O vereador Valdir Matias Jr. (PV), em seu primeiro pronunciamento na tribuna da Câmara, depois do recesso parlamentar, criticou as razões do veto do prefeito Nélio Aguiar ao Projeto de Lei de nº 164/2017, que estabelece o Plano Plurianual do Município de Santarém para o período de 2018 a 2021. Em sua justificativa, o Poder Executivo fez a opção pelo acolhimento do parecer da Procuradoria Geral do Município (PGM) por entender que o teor da emenda é contrário ao interesse público. O veto total acerca da Contribuição de Iluminação Pública (CIP) é totalmente descabido e sustentado em Parecer Consultivo nº 932748 emitido pelo Conselheiro Substituto (Auditor) do Tribunal de Contas de Minas Gerais em 2016. Segundo ele, a Procuradoria Geral do Município ignorou totalmente uma jurisprudência do Tribunal de Contas do Estado do Pará, que ainda em 2017, se manifestou em duas ocasiões diferentes (quando de pedidos formulados pelas Câmaras Municipais de Belém e de São Miguel do Guamá) a favor da inclusão da verba do CIP no orçamento do Legislativo Municipal. A decisão do órgão de Contas do Estado é recente, logo, a consulta ao TC de Minas é perfeitamente dispensável.

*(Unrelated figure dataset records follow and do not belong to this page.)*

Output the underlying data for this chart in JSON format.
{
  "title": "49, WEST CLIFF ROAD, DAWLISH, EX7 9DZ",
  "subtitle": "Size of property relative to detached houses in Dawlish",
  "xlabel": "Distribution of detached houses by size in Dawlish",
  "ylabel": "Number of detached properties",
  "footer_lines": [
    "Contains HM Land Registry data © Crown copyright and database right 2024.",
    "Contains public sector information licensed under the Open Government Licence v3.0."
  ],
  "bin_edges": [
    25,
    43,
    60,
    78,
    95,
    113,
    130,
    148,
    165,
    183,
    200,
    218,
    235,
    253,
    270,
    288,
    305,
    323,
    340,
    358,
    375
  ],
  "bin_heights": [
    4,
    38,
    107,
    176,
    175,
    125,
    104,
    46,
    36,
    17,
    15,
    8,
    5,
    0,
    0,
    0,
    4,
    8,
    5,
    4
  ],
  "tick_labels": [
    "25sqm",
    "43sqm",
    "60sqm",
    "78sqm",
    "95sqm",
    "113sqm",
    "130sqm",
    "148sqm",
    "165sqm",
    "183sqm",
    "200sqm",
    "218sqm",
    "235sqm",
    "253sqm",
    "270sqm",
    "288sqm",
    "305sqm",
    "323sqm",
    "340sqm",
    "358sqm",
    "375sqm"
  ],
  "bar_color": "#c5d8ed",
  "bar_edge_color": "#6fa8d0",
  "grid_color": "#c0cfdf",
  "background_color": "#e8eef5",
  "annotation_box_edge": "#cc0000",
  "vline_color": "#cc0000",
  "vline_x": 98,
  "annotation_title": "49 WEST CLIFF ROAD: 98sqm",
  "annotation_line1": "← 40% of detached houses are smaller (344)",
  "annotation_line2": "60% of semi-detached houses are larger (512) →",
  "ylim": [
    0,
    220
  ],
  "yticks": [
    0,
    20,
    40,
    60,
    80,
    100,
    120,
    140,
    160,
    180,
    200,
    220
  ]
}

O líder do PV destacou ainda que o gestor municipal foi comunicado da alteração da Lei Orgânica do Município no dia 15 de dezembro, antes, portanto, do veto, que ocorreu da CIP, que ocorreu no dia 19 de dezembro. Na alteração da LOA foi incluído os cálculos do repasse à Câmara do duodécimo. “O veto foi equivocado. Isso porque a inclusão do CIP na base de cálculo das receitas a serem repassados à Câmara foi incluída pela Emenda à Lei Orgânica e foi comunicada à Prefeitura no dia 15 de dezembro e o veto ocorreu no dia 19 do mesmo mês, ou seja, 4 (quatro) dias após a ciência da PMS. Além disso, a Lei Orçamentária Anual também trouxe essa previsão em seu bojo, porém acabou prejudicada por motivo semelhante”, disse.

O parlamentar também ressaltou que vetar a emenda traria muitos prejuízos às atividades da Câmara de Vereadores, uma vez que o orçamento do Poder Legislativo para este ano restaria prejudicado, pois já trazia em sua base de cálculos a previsão da verba do CIP.